Lo sacó y abrió la cajita. Quedaba aún más de la mitad. La había utilizado en el transcurso de los años, pero con parsimonia. En realidad, no era necesario aplicarla en grandes cantidades.
Cruzó la habitación hasta el sofá donde estaba sentada Lucy y se colocó detrás de ella. Le mostró lo que traía y le indicó por gestos el modo de emplearlo. Ella se bajó el vestido de los hombros y él se inclinó para examinarle las heridas.
Estas ya no sangraban pero la carne estaba roja e inflamada.
Enoch le aplicó pomada a los verdugones causados por el látigo, extendiéndola con delicadeza.
Lucy había curado a la mariposa, pensó, pero no podía curarse a sí misma.
La pirámide de esferas que tenía encima de la mesa seguía centelleando y relumbrando, esparciendo bailoteantes manchas de color por toda la habitación.
Funcionaba, pero no comprendía con que objeto. Por último se había puesto en funcionamiento, pero no sucedía nada como resultado de ello.
Ulises llegó cuando el crepúsculo se convertía en noche.
Enoch y Lucy acababan de cenar y estaban sentados a la mesa cuando Enoch oyó sus pisadas.
El extraterrestre permanecía en la penumbra y se asemejaba más que nunca a un payaso cruel, pensó Enoch. Su cuerpo esbelto y grácil parecía de cuero ahumado y curtido. Su tez abigarrada parecía brillar con una débil luminiscencia y su cara dura y angulosa, su calva lisa y reluciente y las orejas aplastadas y puntiagudas pegadas al cráneo, le conferían un aspecto malévolo y horrendo.
Si Enoch no conociese su talante benévolo y risueño, su feroz catadura era para petrificar de espanto al más pintado.
—Te estábamos esperando —dijo Enoch—. La cafetera está hirviendo.
Ulises dio un paso adelante, muy despacio, y se detuvo.
—Tienes a otra persona contigo. Yo diría que es un ser humano como tú.
—No temas, no hay peligro —le dijo Enoch.

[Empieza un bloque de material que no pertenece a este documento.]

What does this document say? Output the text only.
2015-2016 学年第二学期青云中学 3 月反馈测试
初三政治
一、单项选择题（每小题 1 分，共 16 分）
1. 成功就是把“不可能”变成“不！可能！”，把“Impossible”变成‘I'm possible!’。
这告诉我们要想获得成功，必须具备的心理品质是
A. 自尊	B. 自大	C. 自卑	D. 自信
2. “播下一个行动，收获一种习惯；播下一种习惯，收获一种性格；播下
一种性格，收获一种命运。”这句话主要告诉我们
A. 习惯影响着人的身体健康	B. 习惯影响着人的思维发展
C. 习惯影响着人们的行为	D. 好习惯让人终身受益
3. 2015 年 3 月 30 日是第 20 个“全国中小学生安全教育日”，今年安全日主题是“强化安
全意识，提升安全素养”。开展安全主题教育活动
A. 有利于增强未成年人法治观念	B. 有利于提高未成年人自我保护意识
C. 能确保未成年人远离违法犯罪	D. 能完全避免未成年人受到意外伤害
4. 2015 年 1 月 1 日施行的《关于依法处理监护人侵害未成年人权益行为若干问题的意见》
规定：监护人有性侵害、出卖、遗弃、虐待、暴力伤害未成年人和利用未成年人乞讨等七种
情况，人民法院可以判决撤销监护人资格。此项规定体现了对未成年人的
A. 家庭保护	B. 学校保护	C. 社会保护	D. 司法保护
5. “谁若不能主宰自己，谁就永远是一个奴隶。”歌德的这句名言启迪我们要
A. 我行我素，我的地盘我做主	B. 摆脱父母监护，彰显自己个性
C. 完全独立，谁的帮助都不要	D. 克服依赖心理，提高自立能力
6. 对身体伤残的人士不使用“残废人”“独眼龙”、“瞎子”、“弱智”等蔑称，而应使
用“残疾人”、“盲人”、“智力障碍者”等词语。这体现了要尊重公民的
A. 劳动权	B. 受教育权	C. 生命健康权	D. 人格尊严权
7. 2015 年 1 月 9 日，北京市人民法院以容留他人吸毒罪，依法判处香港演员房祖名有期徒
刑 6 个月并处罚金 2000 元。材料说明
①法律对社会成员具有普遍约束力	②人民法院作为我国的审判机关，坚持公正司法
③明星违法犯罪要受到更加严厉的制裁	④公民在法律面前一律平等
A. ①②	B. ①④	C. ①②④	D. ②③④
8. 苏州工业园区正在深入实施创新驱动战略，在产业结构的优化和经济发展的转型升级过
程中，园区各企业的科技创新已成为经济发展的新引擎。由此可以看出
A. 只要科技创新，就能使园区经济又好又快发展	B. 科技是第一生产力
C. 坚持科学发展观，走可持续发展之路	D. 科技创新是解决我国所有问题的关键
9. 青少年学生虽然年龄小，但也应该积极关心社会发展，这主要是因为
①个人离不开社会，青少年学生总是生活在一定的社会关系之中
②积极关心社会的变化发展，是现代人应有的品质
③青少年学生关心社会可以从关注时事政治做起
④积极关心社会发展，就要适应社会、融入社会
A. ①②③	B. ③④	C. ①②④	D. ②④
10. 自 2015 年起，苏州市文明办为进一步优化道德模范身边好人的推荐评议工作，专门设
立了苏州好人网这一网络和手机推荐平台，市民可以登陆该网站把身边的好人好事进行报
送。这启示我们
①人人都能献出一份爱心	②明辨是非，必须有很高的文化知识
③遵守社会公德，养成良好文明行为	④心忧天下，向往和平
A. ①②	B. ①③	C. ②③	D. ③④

—De otro sexo. Una hembra, ¿verdad? ¿Has encontrado a una compañera?
—No —repuso Enoch—. Ella no es mi compañera.
—Has obrado siempre con gran prudencia —le dijo Ulises—. En la situación en que te encuentras, una compañera no sería aconsejable.
—No tienes por qué preocuparte. Esta muchacha posee un defecto físico. No puede comunicarse con sus semejantes. No oye ni habla.
—¿Un defecto, dices?
—Sí, un defecto de nacimiento. Nunca ha oído ni hablado. No puede contar a nadie lo que aquí ha visto.
—¿Y no puede hacerlo por signos?
—No conoce ningún lenguaje mímico. No quiso aprenderlo.
—¿Es amiga tuya?
—Desde hace algunos años —contestó Enoch—. Vino buscando mi protección. Su padre le dio de latigazos.
—¿Sabe su padre que está aquí?
—Cree que está, pero no lo sabe con seguridad.
Ulises salió lentamente de la penumbra para colocarse bajo la luz.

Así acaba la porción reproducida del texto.